8.4.11

Irrévérence à l'Espace Libre

Quelque peu avant sa mort, Jean-Pierre Ronfard laisse un message sur le répondeur du Nouveau Théâtre Expérimental (NTE). « J’en ai marre d’être un gars correct, lance-t-il au bout du fil, notre démarche de théâtre expérimental doit aller plus loin ». En lui rendant hommage, les scénaristes et metteurs en scène, Evelyne de la Chenelière et Daniel Brière, de la nouvelle pièce du NTE, Ronfard nu devant son miroir, présentée jusqu’au 30 avril, n’ont pas oublié son message. Le résultat est prodigieux, saisissant, à l’image des désirs de cet illustre homme de théâtre.

En entrant au théâtre Espace Libre pour voir la pièce, deux choix s’offrent au spectateur. Il peut s’assoir sur une chaise ou sur un des coussins alignés au sol. Il n’y a pas d’estrade ni de scène. Les acteurs sont déjà là, prêts à accueillir le public. Ils saluent les spectateurs et prennent le temps d’échanger quelques mots avec eux. L’atmosphère est détendue, décontractée. Normal quand le quatrième mur tombe.

Le message laissé sur le répondeur par Jean-Pierre Ronfard est le fil conducteur de la pièce. Coupé et repris sans cesse, il est le moteur de toutes scènes. Composée en fragments, Ronfard nu devant son miroir, se détache de la linéarité du texte théâtral typique. Les quatre comédiens viennent et vont sur le plateau, poussant de faux cris de mort. Un véritable pied de nez à la théâtralité poussée à l’extrême.

Un chapiteau, hissé à la droite du plateau, avec une table de ping pong au centre fait office de décor. Une caméra installée à l’intérieur du chapiteau saisit les images qui sont retransmises en direct sur le mur du théâtre. Les acteurs, Isabelle Vincent, Daniel Parent, Julianna Herzberg et Claude Despins font des moues et se disputent le centre d’attention. Des slogans et des phrases sont aussi projetés sur le mur : « La caméra est au théâtre contemporain ce que le tutu est au ballet classique ». L’assistance et les acteurs rigolent de bon cœur.

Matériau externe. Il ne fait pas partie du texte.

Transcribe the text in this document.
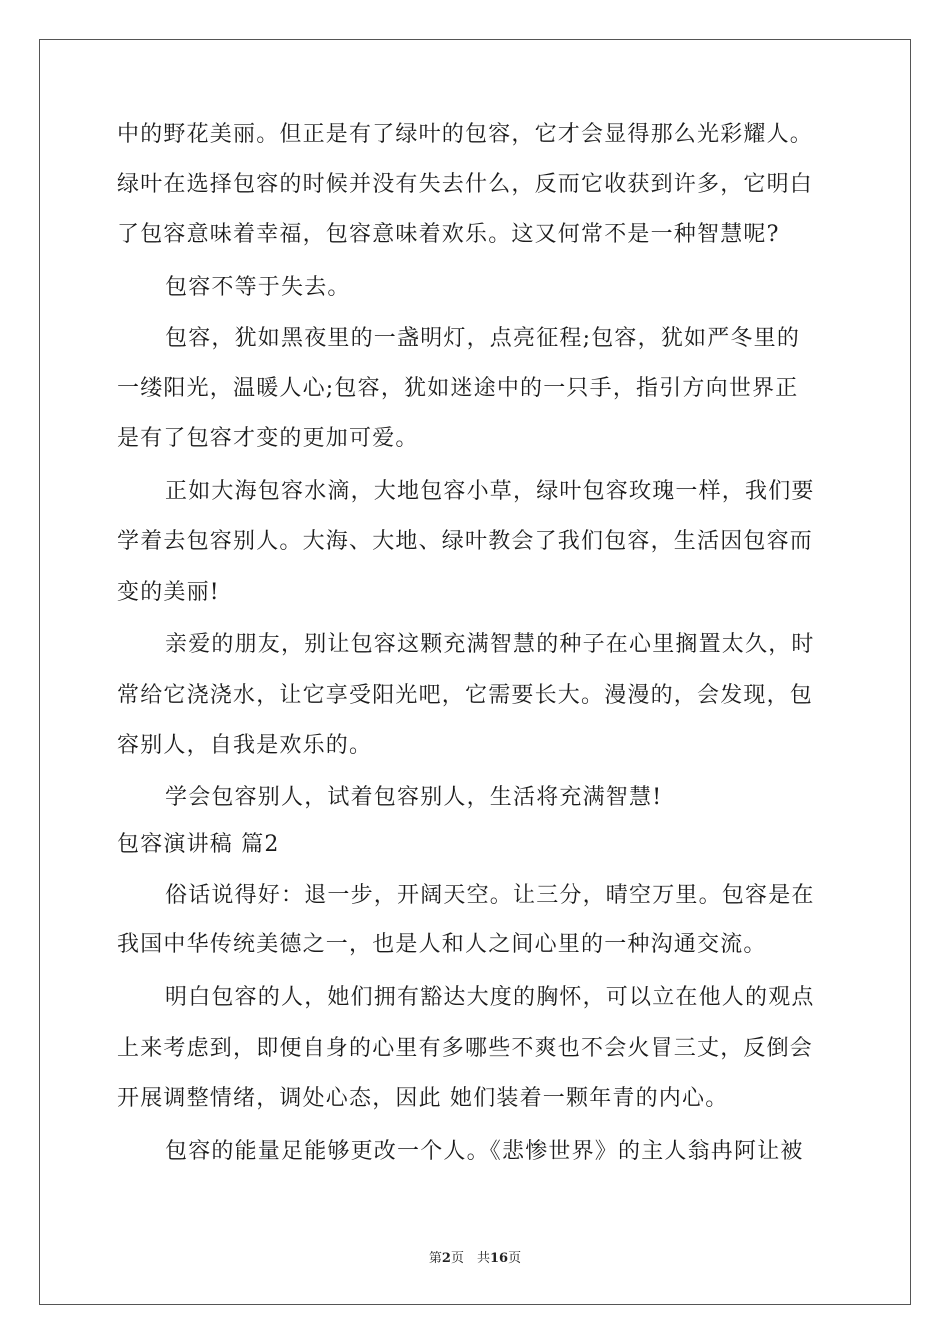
中的野花美丽。但正是有了绿叶的包容，它才会显得那么光彩耀人。
绿叶在选择包容的时候并没有失去什么，反而它收获到许多，它明白
了包容意味着幸福，包容意味着欢乐。这又何常不是一种智慧呢?
包容不等于失去。
包容，犹如黑夜里的一盏明灯，点亮征程;包容，犹如严冬里的
一缕阳光，温暖人心;包容，犹如迷途中的一只手，指引方向世界正
是有了包容才变的更加可爱。
正如大海包容水滴，大地包容小草，绿叶包容玫瑰一样，我们要
学着去包容别人。大海、大地、绿叶教会了我们包容，生活因包容而
变的美丽!
亲爱的朋友，别让包容这颗充满智慧的种子在心里搁置太久，时
常给它浇浇水，让它享受阳光吧，它需要长大。漫漫的，会发现，包
容别人，自我是欢乐的。
学会包容别人，试着包容别人，生活将充满智慧!
包容演讲稿 篇2
俗话说得好：退一步，开阔天空。让三分，晴空万里。包容是在
我国中华传统美德之一，也是人和人之间心里的一种沟通交流。
明白包容的人，她们拥有豁达大度的胸怀，可以立在他人的观点
上来考虑到，即便自身的心里有多哪些不爽也不会火冒三丈，反倒会
开展调整情绪，调处心态，因此 她们装着一颗年青的内心。
包容的能量足能够更改一个人。《悲惨世界》的主人翁冉阿让被
第2页　共16页
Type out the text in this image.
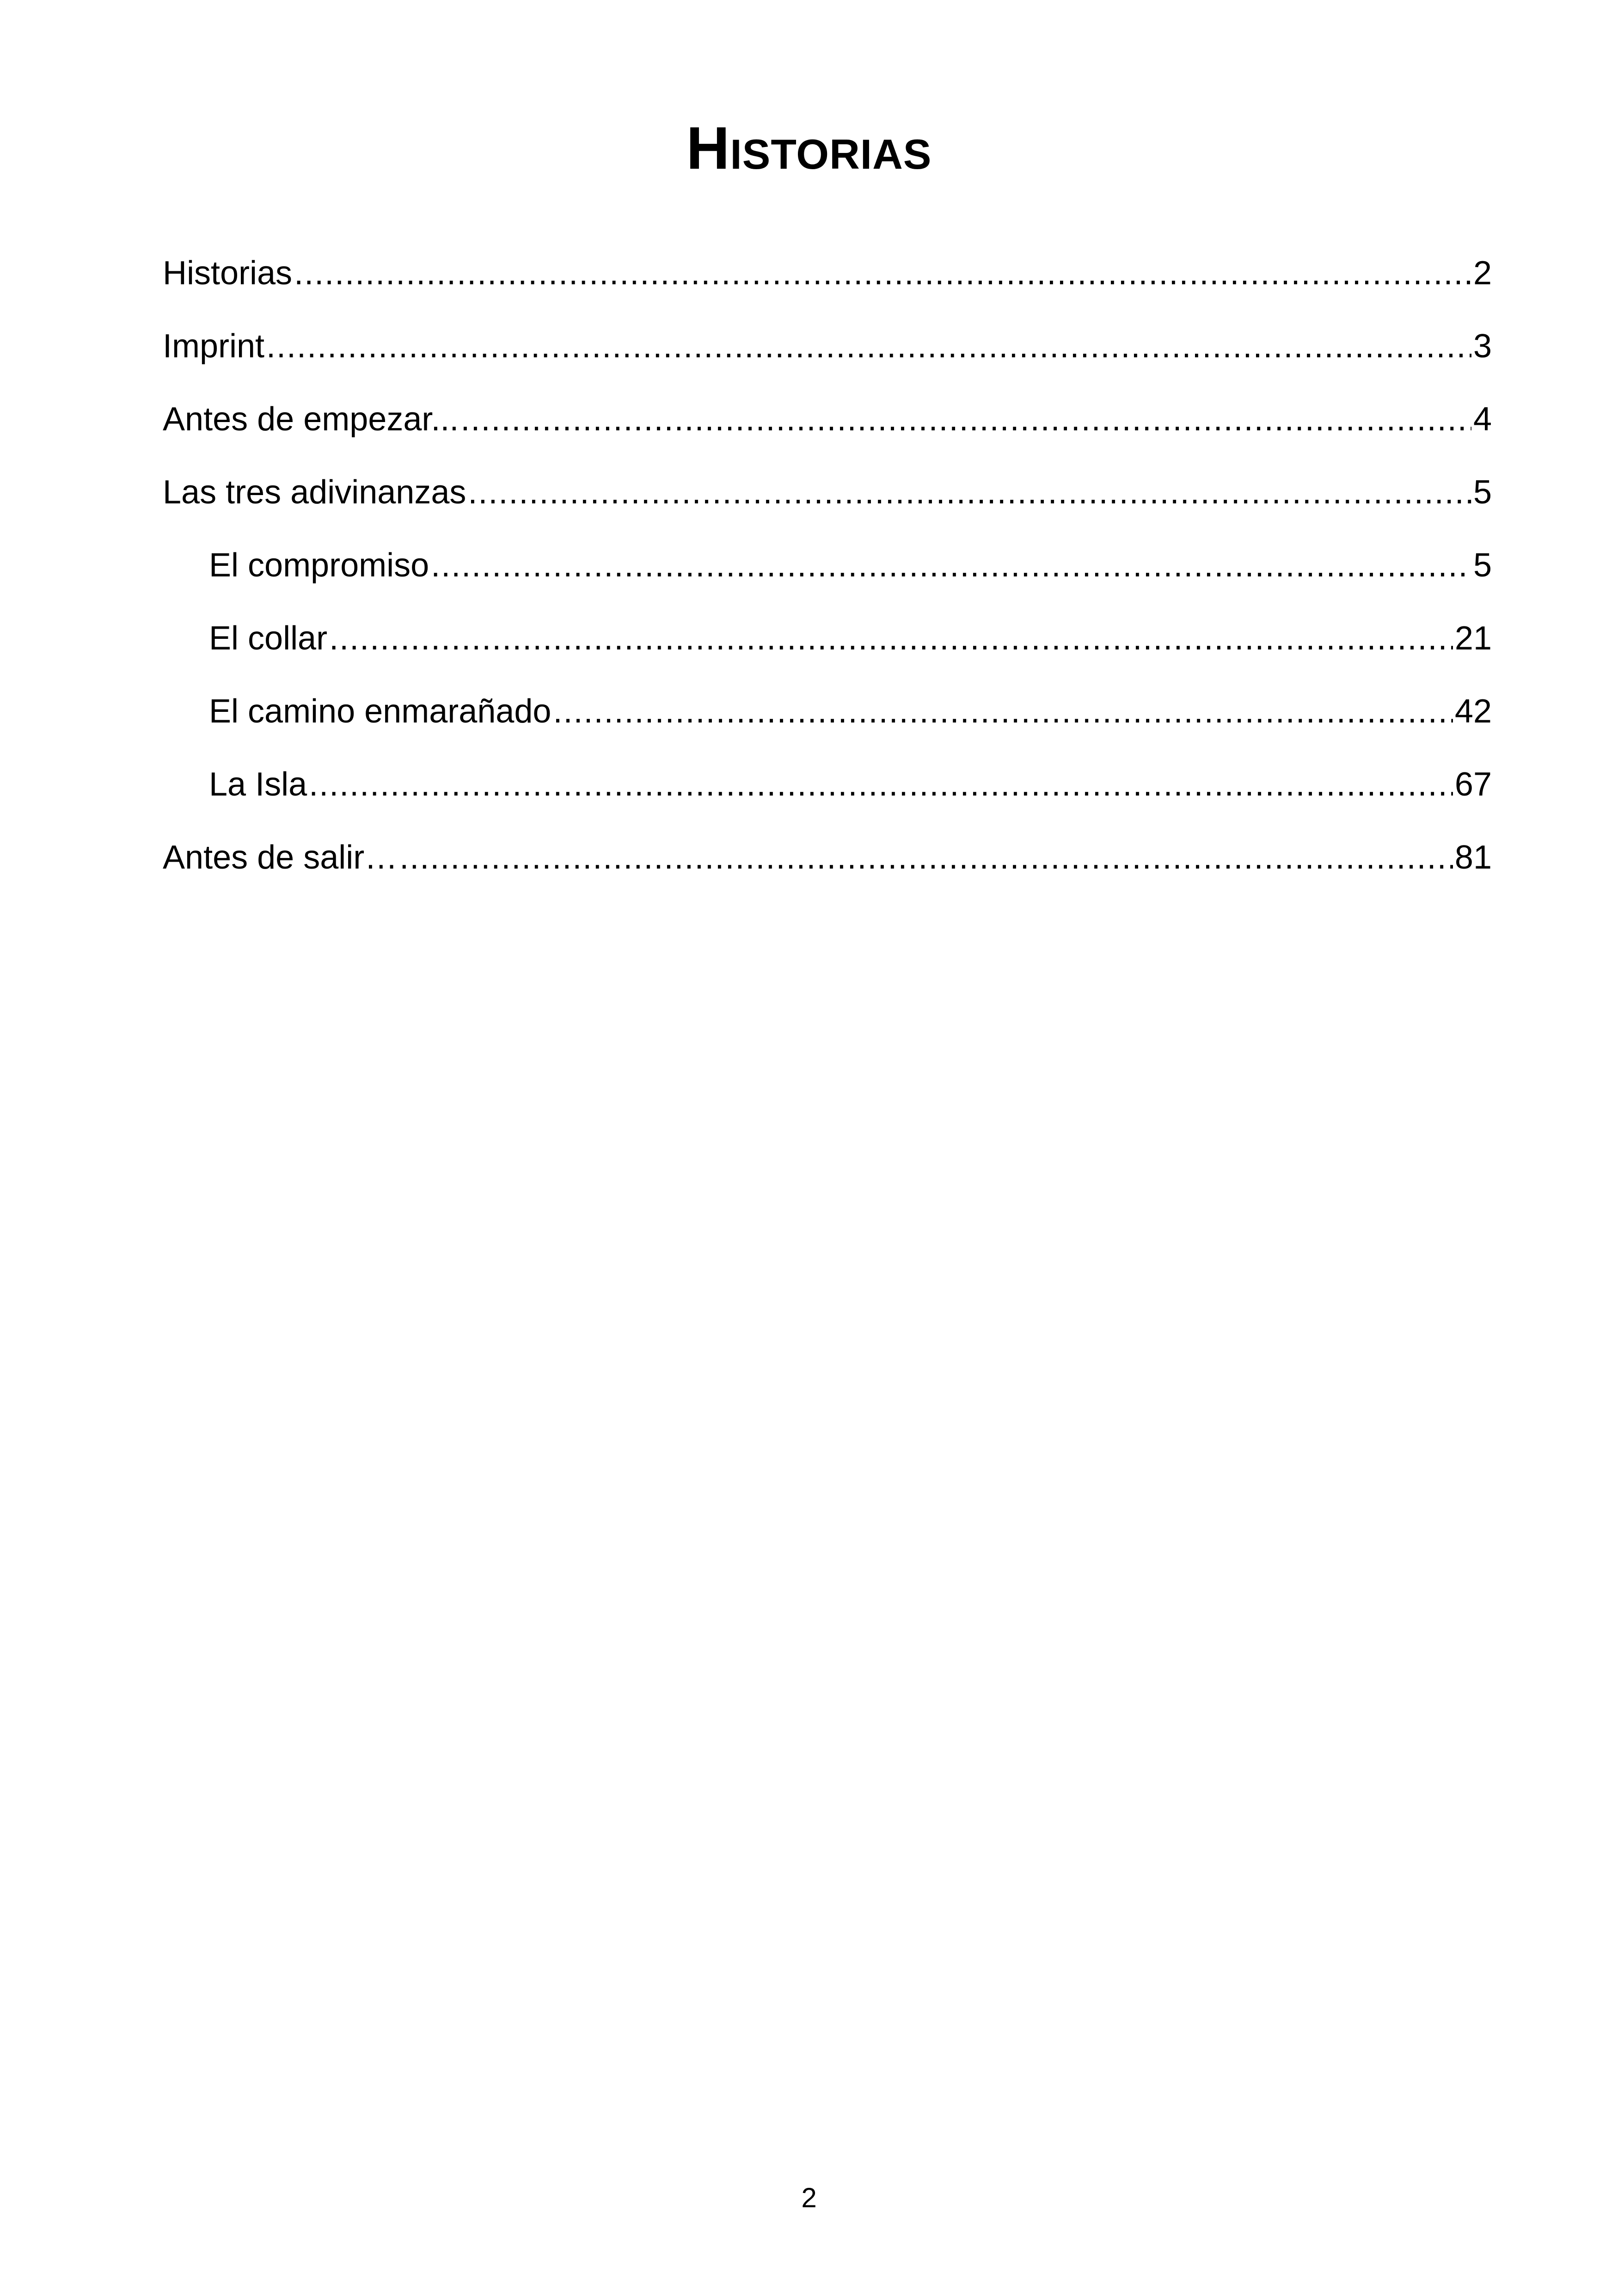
Historias
Historias .....	2
Imprint .....	3
Antes de empezar... .....	4
Las tres adivinanzas .....	5
El compromiso .....	5
El collar .....	21
El camino enmarañado .....	42
La Isla .....	67
Antes de salir… .....	81
2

Un peu plus loin, Julianna Herzberg interprète Winterreise Schubert. La mise en scène se veut cocasse; l’actrice chante dans une boîte de carton qui sert aussi d’instrument de musique à Daniel Parent. Mais en réalité, ce fragment est très touchant. Cette scène m’a eu! Je me suis surpris à verser des larmes  Les paroles chantées étaient traduites de l’allemand au français et retransmises sur le mur du théâtre.



La fin du spectacle est à l’image du reste de la pièce : surprenante! Deux danseurs se mêlent aux acteurs. Ceux-ci ont tous une tête de Jean-Pierre Ronfard en carton. Les danseurs, vêtus de blanc, enferment les acteurs dans le chapiteau avant d’offrir une performance hors du commun. Ils dansent oui, mais ils parlent, se relancent jusqu’à cracher leurs tripes sur scène. On aurait cru qu’ils incarnaient deux enfants sortis tout droit d’un roman de Réjean Ducharme. Grâce à cette pièce, une partie des désirs inassouvis de Jean-Pierre Ronfard ont été réalisés. L’irrévérence et l’expression soudaine des pulsions les plus enfouies ont totalement dominé le spectacle, au plus grand bonheur des amateurs de théâtre expérimental.